SCRF: A cultural melting pot for people of all ages, capabilities
May 21, 2022 / 4:53 PM
Sharjah24: Parents and young visitors at the ongoing 13th Sharjah Children’s Reading Festival (SCRF) have paid rich tributes to the region’s largest event of its kind for continuing its legacy of being “more just than a literary festival”.
“I have been coming here with my family every year since 2017 and I find that it gets more fascinating with each passing year,” said Egyptian Mostafa Saad, 37, a software engineer, who took time out of his busy schedule to visit SCRF 2022 at Expo Centre Sharjah with his wife and three children.
“SCRF is a one-of-its-kind event that brings together cultures, languages, and ideas from different corners of the world under one roof through not just books but also an array of shows, workshops, talks and other activities for children. There’s so much to learn and see here and that’s exactly why SCRF is a must-visit for us,” he said.
Saad’s 10-year-old son, Adam, who is currently being schooled online, said SCRF is a place that allows him to explore the world. “It is an enriching experience because there’s so much happening here all the time. And there’s always that chance of getting your hands on the book you have been wanting to read,” said the Wimpy Kid fan.

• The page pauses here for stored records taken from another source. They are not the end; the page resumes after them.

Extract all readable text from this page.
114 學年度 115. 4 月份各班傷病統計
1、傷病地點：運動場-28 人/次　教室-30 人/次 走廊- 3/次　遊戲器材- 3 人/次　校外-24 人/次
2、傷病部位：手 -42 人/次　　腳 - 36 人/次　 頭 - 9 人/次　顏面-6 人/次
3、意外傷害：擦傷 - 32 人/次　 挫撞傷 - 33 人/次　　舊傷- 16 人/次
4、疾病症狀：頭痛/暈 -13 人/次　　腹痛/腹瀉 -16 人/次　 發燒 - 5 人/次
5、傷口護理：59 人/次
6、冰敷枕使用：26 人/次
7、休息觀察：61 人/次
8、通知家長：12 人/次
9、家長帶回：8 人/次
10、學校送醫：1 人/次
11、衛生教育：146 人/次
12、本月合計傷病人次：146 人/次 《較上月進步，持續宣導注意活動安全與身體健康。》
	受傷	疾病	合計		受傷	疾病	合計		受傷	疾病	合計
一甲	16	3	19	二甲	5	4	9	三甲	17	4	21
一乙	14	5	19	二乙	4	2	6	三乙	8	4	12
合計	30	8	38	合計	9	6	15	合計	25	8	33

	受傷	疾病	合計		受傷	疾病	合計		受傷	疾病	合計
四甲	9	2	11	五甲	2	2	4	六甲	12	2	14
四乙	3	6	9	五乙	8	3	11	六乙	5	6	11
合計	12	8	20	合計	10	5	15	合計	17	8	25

Fellow Wimpy Kid buff, Hamza Khalid, echoed the same thoughts. “I love coming to SCRF because of the huge number of books here!” said the 12-year-old student from Al Sadaq school who, besides the purchase of a Wimpy Kid title, also bought a few Manga books in Arabic. “You don’t get such books so easily everywhere and that’s what makes SCRF so special!”
Nine-year-old Hoor Hassan Ismail Bukusha and Safiya Adnan,10, from Sharjah’s Rab'a Al-Adawiya Primary School may not be the most ardent of readers by their own admission – yet SCRF is a must-attend for them each year. “There are so many things to see and do here. I especially enjoy meeting life-like comic characters and saying hello to them,” said Hoor.
For Safiya, this year’s SCRF was a journey of self-discovery. “We went across the entire venue and saw a wide range of books and artworks. We met many people and roaming characters and made lots of friends.”
The 12-day festival, which continues its run at Expo Centre Sharjah until May 22, has also provided solace to Achint Babbar, 32, who suffers from severe speech impairment and other infirmities. His mother, Kanchan, described how he appeared calm and composed at the festival venue. “He cannot speak at all and isn’t able to perform most tasks that people his age can. And so, we take him to as many places as possible, to ensure that he remains in high spirits.”
“We are new to the UAE and yet to explore the country, but SCRF has been a perfect place for him to unwind and calm his frayed nerves,” said Kanchan, adding that Achint had won the gold medal in swimming at the Special Olympics World Summer Games 2007 in Shanghai as a 17-year-old.